Jan bought way too much candy for her Halloween trick-or-treaters this year, so she decides to bring in a big basket of candy for her CMSC250 students.

  1. Jan tells you there are 30 pieces of candy in the basket; you reach in (without looking) and grab five of them.

(a) Assuming all pieces are distinguishable, how many ways can you do this? (b) Assuming all pieces are indistinguishable, how many ways can you do this?

  1. Jan tells you there are 30 pieces of candy in the basket: 15 Snickers bars, 8 Milky Way bars, and 7 Hershey bars. You reach in (without looking) and grab five pieces. (Bars of the same type are indistinguishable from each other.)

(a) What is the probability that you take 5 Hershey bars? (b) What is the probability that you take 3 Snickers and 2 Milky Ways? (c) What is the probability that you didn’t take any Snickers bars? (d) What is the probability you took at least one of each kind of candy bar? (e) What is the probability your five candy bars are all of the same type? (f) How many distinguishable 5-piece handfuls of candy would be possible when you reach in and randomly take five pieces from the basket?

  1. Assuming the same amounts of each type of candy from question 5, Jan decides to lay out all the candies in a line on her desk. How many orderings are there?
  2. Jan announces she has 30 identical cherry lollipops in the basket and she will distribute these lollipops to the seven people in the front row of the class (because everyone else is allergic to cherry lollipops).
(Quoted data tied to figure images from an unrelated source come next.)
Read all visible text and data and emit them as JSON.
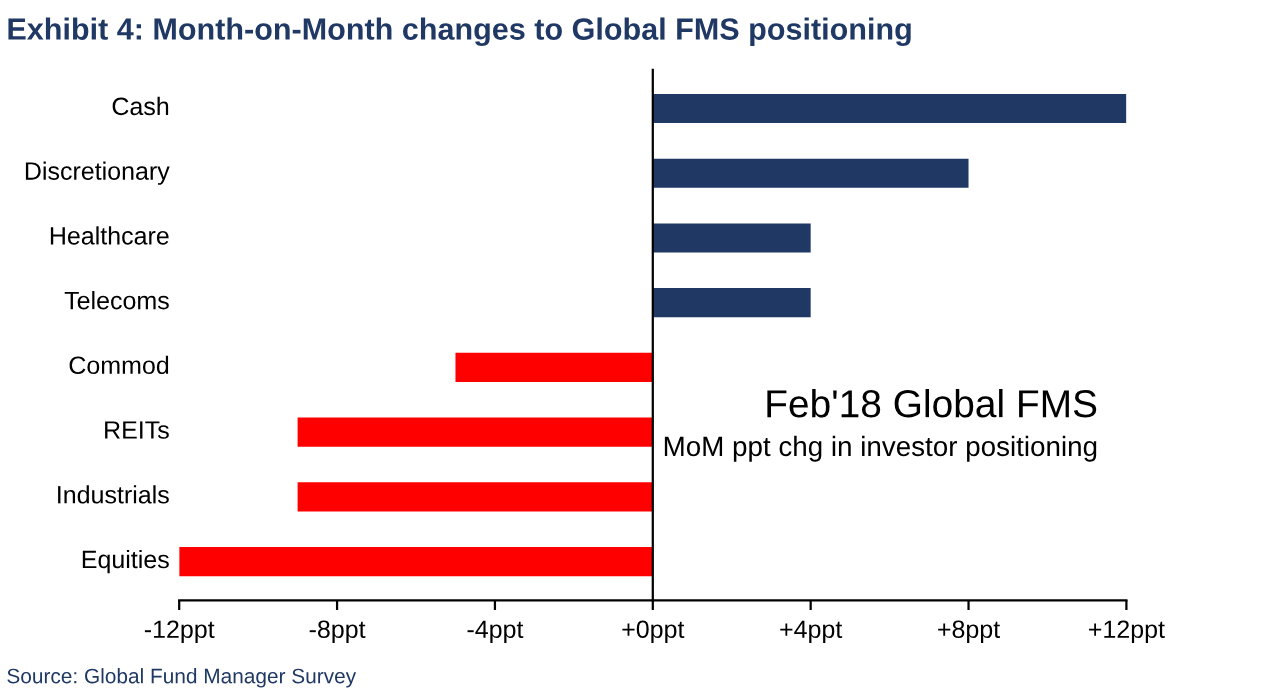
{
  "chart_data": {
    "type": "bar",
    "orientation": "horizontal",
    "title": "Exhibit 4: Month-on-Month changes to Global FMS positioning",
    "categories": [
      "Cash",
      "Discretionary",
      "Healthcare",
      "Telecoms",
      "Commod",
      "REITs",
      "Industrials",
      "Equities"
    ],
    "values": [
      12,
      8,
      4,
      4,
      -5,
      -9,
      -9,
      -12
    ],
    "colors": [
      "#1f3864",
      "#1f3864",
      "#1f3864",
      "#1f3864",
      "#ff0000",
      "#ff0000",
      "#ff0000",
      "#ff0000"
    ],
    "xlim": [
      -12,
      12
    ],
    "xticks": [
      {
        "value": -12,
        "label": "-12ppt"
      },
      {
        "value": -8,
        "label": "-8ppt"
      },
      {
        "value": -4,
        "label": "-4ppt"
      },
      {
        "value": 0,
        "label": "+0ppt"
      },
      {
        "value": 4,
        "label": "+4ppt"
      },
      {
        "value": 8,
        "label": "+8ppt"
      },
      {
        "value": 12,
        "label": "+12ppt"
      }
    ],
    "annotations": [
      "Feb'18 Global FMS",
      "MoM ppt chg in investor positioning",
      "Source: Global Fund Manager Survey"
    ],
    "legend": false
  }
}
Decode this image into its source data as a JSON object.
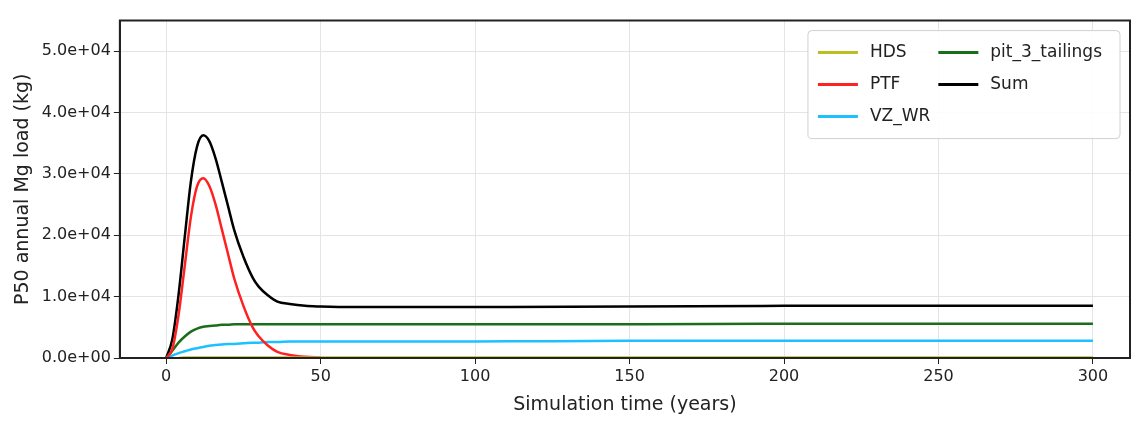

(a) How many ways can she give out the candy if each of the seven students may receive any number of the lollipops? (b) How many ways can she give out the candy if each of the seven students must receive at least 2 lollipops?

  1. Jan opens a large bag of M&M’s candies. This bag has 10 each of the four different colors of M&M’s: red, yellow, brown, and green. She wants to distribute all of these M&M’s to the five people in the second row of the class (because nobody else likes M&M’s). How many ways can she give out the candy if each of the five students may receive any number of M&M’s of any number of colors?